Cihan Tekay

Wednesday, 28 November 2018, 5.00 pm - 6.30 pm |
Forum Transregionale Studien, Wallotstr. 14, 14193 Berlin

International Bankers and Socialist Workers: Infrastructures of Capitalism between Brussels and Constantinople, 1909-1924

Cihan Tekay
(City University of New York / EUME Fellow 2018)

Chair: Malak Labib
(EUME Fellow of the Fritz Thyssen Foundation 2018/19)

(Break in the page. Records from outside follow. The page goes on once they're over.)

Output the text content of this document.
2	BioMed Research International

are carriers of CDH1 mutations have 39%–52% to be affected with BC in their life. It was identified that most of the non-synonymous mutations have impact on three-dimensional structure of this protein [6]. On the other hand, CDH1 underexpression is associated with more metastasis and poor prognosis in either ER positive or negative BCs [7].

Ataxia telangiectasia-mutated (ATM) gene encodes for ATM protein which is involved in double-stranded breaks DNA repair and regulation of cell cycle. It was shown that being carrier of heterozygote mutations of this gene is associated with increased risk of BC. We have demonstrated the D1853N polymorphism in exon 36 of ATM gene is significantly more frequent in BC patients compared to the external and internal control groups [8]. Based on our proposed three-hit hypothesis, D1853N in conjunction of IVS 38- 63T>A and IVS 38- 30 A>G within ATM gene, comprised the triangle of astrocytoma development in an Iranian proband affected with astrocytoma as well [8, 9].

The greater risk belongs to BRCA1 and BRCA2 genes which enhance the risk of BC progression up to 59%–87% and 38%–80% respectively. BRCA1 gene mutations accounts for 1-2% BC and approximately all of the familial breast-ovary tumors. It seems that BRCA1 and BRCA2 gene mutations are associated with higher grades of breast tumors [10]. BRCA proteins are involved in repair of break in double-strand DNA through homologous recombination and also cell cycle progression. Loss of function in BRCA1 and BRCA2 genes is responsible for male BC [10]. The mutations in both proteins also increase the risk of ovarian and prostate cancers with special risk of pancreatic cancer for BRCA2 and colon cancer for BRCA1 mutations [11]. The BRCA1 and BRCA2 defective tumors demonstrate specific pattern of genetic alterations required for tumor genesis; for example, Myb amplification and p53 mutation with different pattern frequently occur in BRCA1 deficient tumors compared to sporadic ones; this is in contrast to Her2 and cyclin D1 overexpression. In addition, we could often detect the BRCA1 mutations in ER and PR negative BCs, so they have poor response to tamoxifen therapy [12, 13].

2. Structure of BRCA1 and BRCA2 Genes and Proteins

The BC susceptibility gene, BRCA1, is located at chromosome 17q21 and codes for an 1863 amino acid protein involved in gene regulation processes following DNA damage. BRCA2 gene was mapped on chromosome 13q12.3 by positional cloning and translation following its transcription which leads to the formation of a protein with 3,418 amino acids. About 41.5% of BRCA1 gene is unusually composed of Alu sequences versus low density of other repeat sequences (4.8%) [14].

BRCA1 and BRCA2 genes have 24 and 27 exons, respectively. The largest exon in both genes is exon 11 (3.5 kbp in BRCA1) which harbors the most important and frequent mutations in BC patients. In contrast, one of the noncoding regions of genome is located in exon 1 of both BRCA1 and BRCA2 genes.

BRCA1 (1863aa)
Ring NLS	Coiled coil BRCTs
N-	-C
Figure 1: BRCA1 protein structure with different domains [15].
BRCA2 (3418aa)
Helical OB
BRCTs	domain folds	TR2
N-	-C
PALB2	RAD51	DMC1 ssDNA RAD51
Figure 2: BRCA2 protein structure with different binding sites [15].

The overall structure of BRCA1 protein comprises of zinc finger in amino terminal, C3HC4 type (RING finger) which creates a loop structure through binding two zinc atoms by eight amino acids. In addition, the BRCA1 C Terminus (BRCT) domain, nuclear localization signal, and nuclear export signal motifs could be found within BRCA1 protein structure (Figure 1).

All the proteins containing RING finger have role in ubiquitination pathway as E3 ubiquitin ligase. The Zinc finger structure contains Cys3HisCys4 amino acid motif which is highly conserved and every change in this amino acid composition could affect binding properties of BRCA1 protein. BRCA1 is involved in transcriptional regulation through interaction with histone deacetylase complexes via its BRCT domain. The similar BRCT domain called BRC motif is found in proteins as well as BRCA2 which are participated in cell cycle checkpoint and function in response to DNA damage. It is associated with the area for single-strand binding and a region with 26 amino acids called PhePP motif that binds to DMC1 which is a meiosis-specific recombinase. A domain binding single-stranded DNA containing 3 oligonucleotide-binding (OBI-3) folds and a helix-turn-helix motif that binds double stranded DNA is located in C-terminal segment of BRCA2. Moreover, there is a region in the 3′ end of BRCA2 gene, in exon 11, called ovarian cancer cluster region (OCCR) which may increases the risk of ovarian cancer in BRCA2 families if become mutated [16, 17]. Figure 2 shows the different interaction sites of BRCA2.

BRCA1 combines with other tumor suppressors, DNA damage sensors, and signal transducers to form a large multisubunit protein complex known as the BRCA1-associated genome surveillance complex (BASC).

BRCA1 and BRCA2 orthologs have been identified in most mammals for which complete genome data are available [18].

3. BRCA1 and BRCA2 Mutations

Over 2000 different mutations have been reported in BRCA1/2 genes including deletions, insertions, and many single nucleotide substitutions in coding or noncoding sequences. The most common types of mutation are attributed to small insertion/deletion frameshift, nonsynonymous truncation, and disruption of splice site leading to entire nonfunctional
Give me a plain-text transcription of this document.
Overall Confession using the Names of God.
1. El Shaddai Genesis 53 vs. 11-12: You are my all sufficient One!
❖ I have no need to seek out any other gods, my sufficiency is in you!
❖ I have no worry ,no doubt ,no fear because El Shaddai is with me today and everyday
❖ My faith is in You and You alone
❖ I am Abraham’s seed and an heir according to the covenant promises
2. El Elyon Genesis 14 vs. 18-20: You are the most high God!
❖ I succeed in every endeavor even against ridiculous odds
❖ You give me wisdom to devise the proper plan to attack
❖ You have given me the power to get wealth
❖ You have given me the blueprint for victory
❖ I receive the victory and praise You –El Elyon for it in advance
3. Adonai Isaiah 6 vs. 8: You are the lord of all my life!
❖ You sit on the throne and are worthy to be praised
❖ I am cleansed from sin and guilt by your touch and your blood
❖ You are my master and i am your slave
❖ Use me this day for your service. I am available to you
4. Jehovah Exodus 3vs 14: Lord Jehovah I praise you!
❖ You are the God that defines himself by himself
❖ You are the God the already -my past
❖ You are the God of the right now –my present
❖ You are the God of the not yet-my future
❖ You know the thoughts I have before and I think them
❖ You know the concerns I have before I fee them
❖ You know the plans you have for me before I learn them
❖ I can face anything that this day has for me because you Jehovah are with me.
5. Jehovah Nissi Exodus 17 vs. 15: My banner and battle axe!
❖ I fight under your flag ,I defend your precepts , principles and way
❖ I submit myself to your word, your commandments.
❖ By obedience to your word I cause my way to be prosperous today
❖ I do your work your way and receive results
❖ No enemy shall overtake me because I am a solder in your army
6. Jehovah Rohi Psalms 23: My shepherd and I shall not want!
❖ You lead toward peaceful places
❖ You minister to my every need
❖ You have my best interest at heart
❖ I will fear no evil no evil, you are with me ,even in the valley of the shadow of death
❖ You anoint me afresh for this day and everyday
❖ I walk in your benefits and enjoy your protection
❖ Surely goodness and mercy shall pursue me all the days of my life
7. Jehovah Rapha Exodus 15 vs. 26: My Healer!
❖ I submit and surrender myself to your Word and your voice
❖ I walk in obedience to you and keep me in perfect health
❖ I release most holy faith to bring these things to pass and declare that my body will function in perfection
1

This presentation traces the institutional history of the Tramways and Electricity Society of Constantinople, a pioneer of electrification in the Ottoman Empire. Cihan Tekay’s research rethinks the economic and social transformations after World War I, and the shifting notions of citizenship which accompanied them, by focusing on the relationships forged by the provision of electricity. Tekay pays special attention to the years in which Istanbul was under Allied occupation, which highlight the crucial role played by electrified urban services in attempts at securing political consent and expose the complex network built by their provision.
The Tramways and Electricity Society of Constantinople was founded in a 1909 merger of German, French, and Belgian-Hungarian capital to provide metro, lighting, funicular railway and tramway services to the residents of Istanbul. During the post-World War I occupation of the city, Allied high commissioners became responsible for restoring services to prevent what they considered an impending urban uprising. Suppressing recurring strikes, regulating consumer behavior, and procuring coal for the power station quickly became the duty and concern of the occupying forces. This postwar moment provides a rich record of the material relationships that remade the political-economic determinants of the emerging nationalistic order. The company’s history also reveals how European and Ottoman capitalists grappled with the realities of an increasingly fragmented global system, as their investments faced sequestration by Allied countries and later nationalization by Turkish authorities. By tracing these technical and political networks, my presentation explores the transition from an international, cosmopolitan order to an increasingly nationalized one in the wake of war and revolution, in which European and Ottoman notions of citizenship were renegotiated and reshaped. 


Cihan Tekay is a PhD candidate in Cultural Anthropology at The Graduate Center, City University of New York. Her dissertation focuses on the political and economic anthropology of electrification in Turkey from a historical perspective. She is the recipient of the Social Science Research Council’s International Dissertation Research Fellowship. In 2018, she is an Associated Doctoral EUME Fellow at the Forum Transregionale Studien and at the Center for Global History at Freie Universität Berlin. She is interested in the history of globalization of consumer technologies, post-World War I political-economic relations between Germany and Turkey, and the spread of scientific ideas across the world.